Richard Joisce is a 19-year-old Lancaster University student hailing from Dereham, Norfolk.
In 2016, Richard had major reconstructive surgery on his spine to correct his severe scoliosis which he was first diagnosed with at 13 years old. Titanium bolts and rods were used to straighten his spinal cord.
Within six months of his surgery, Richard was making miraculous strides in recovery and was even able to start running.
Am Rai, the consultant orthopedic and spinal surgeon who conducted Richard’s surgery at the Norfolk and Norwich University Hospital (NNUH), was impressed by his recovery.
“Richard’s recovery has been excellent and shows what we can achieve and how young people’s quality of life can be improved,” Rai said. “This is a credit to the team and we want to continue to improve our scoliosis service to treat patients across East Anglia.”
In a recent checkup, Rai took an X-Ray of Richard’s spine. This is a comparison from before and after surgery.

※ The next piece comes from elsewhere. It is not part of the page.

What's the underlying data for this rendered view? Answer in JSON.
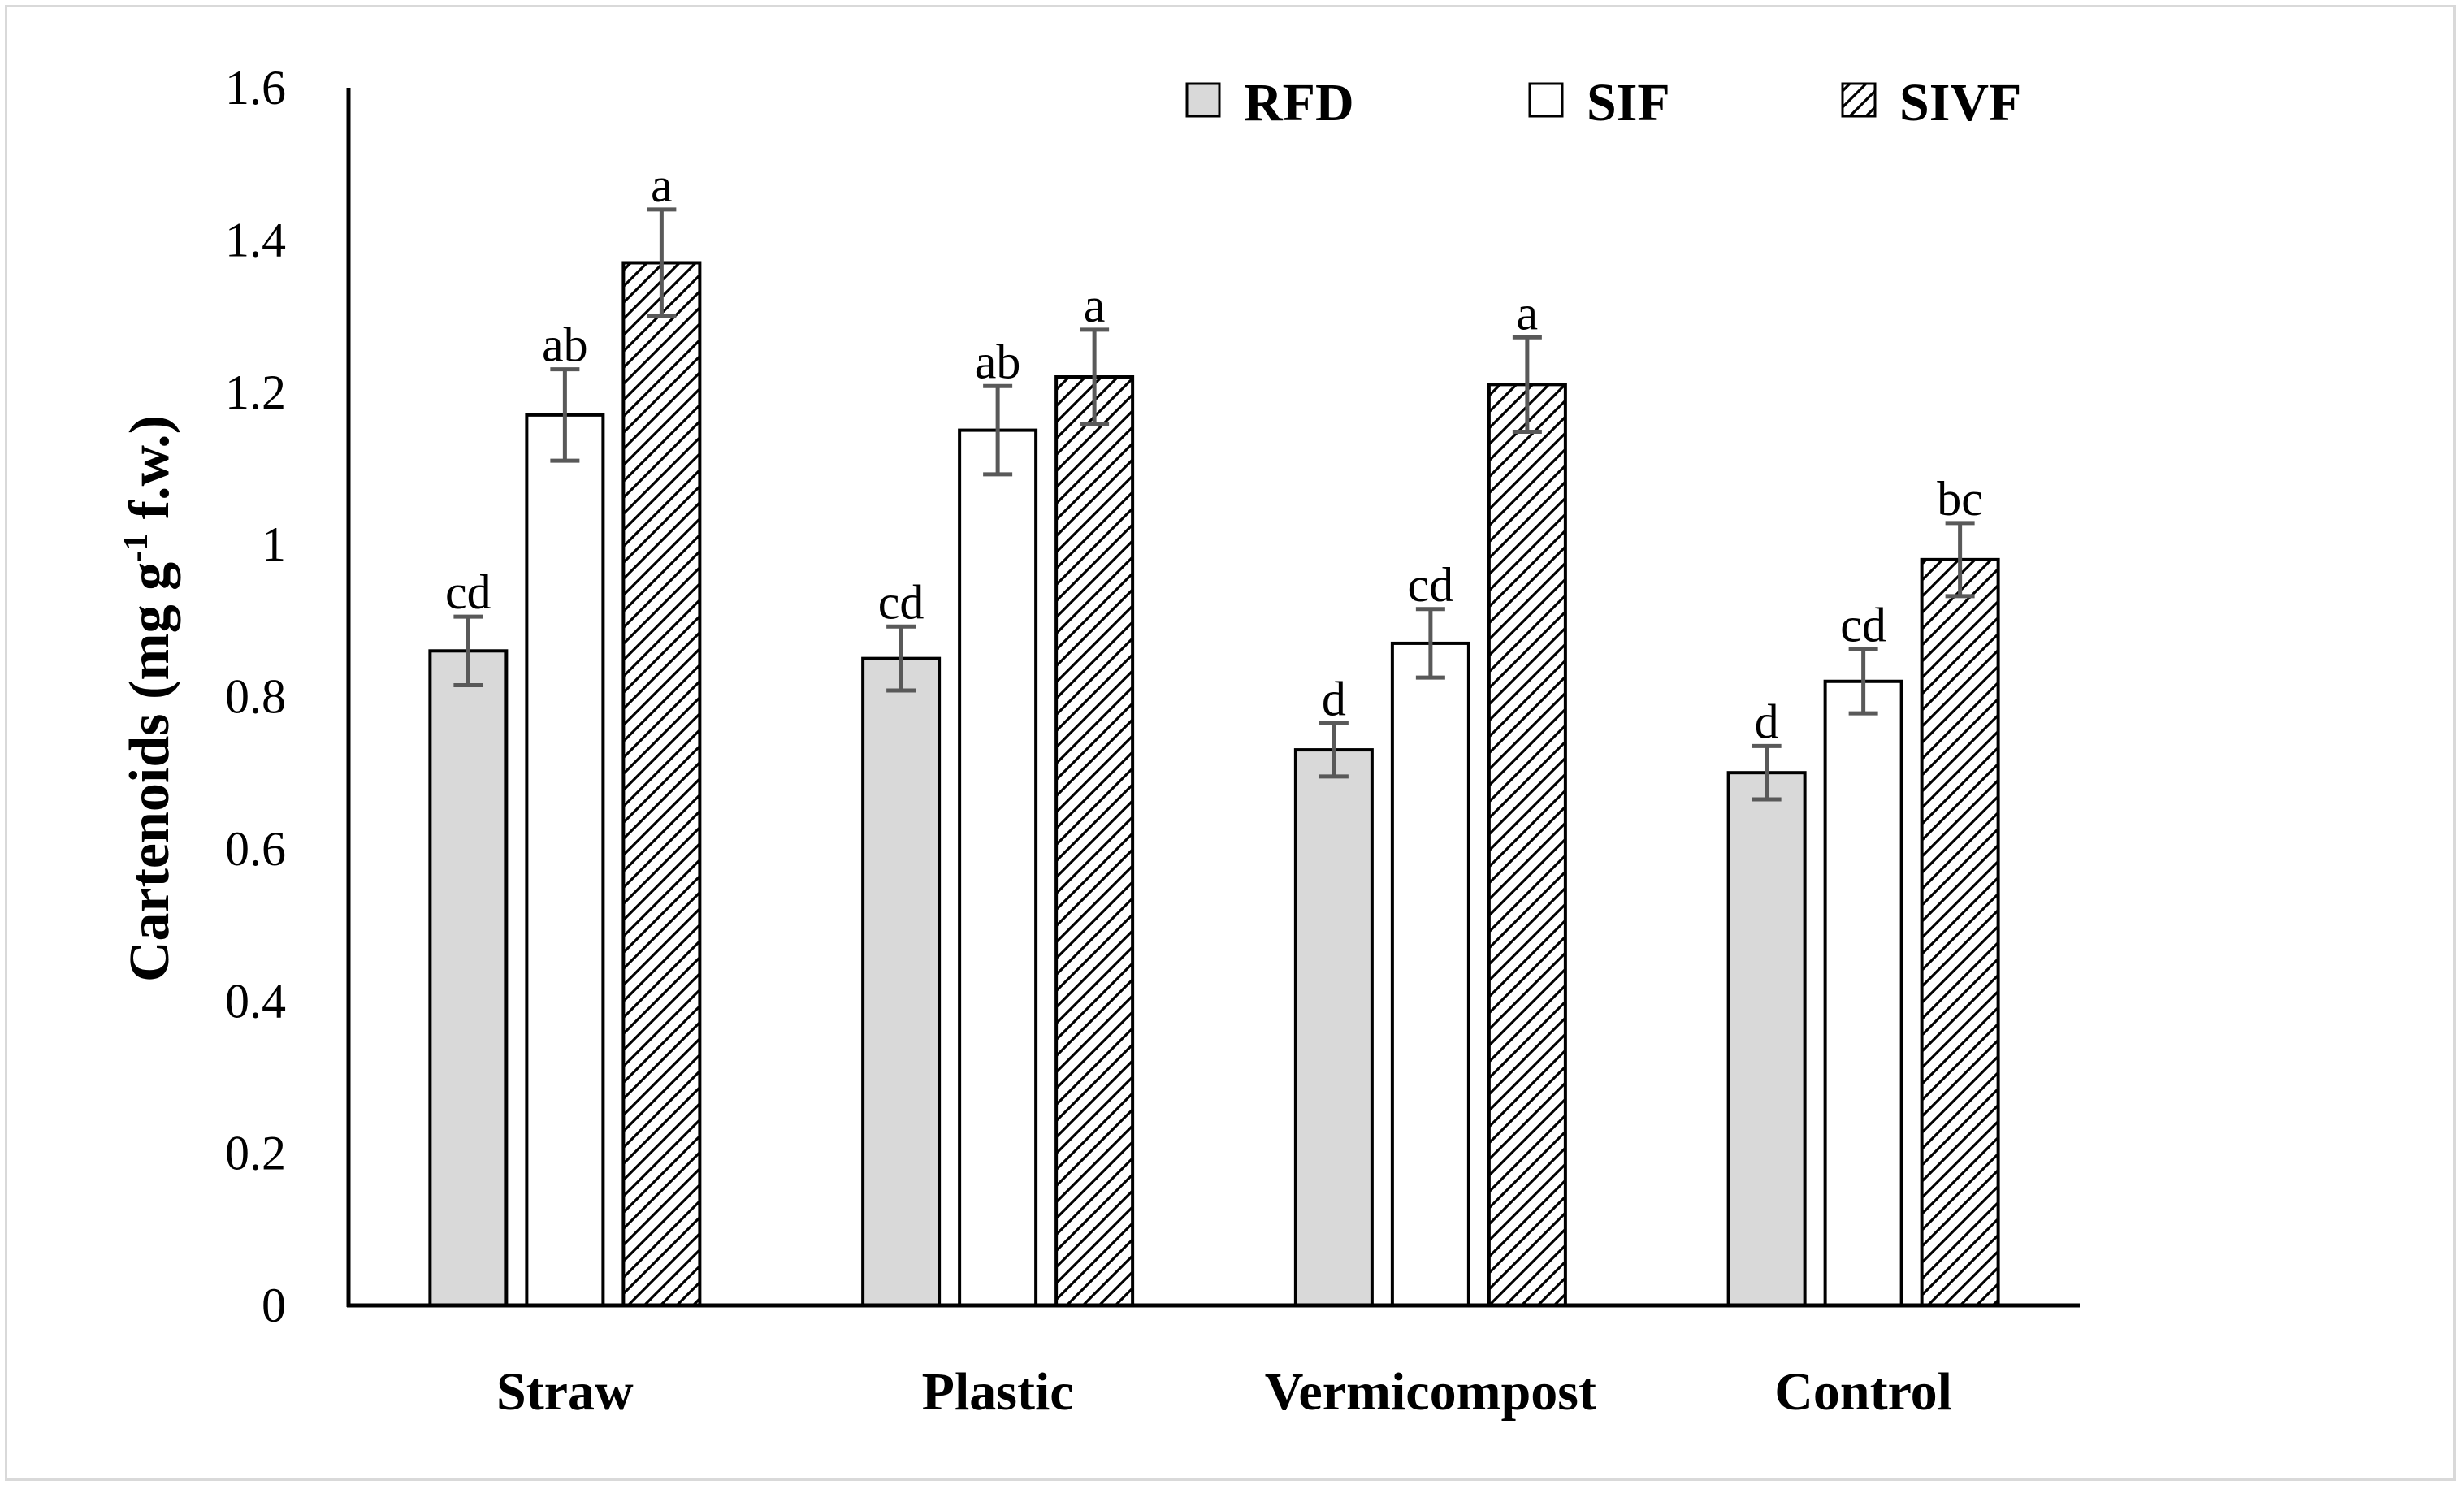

As a former rugby player, Richard sought an outlet for exercise that wouldn’t endanger his spine.
“I started running because I wasn’t able to play rugby after surgery. Within eight months I was running my first half marathon,” Richard said.
This weekend, Richard plans to complete the Larking Gowen City of Norwich Half Marathon which stretches 13 miles across the beautiful Norfolk countryside.
He hopes to finish the race in one hour and 35 minutes.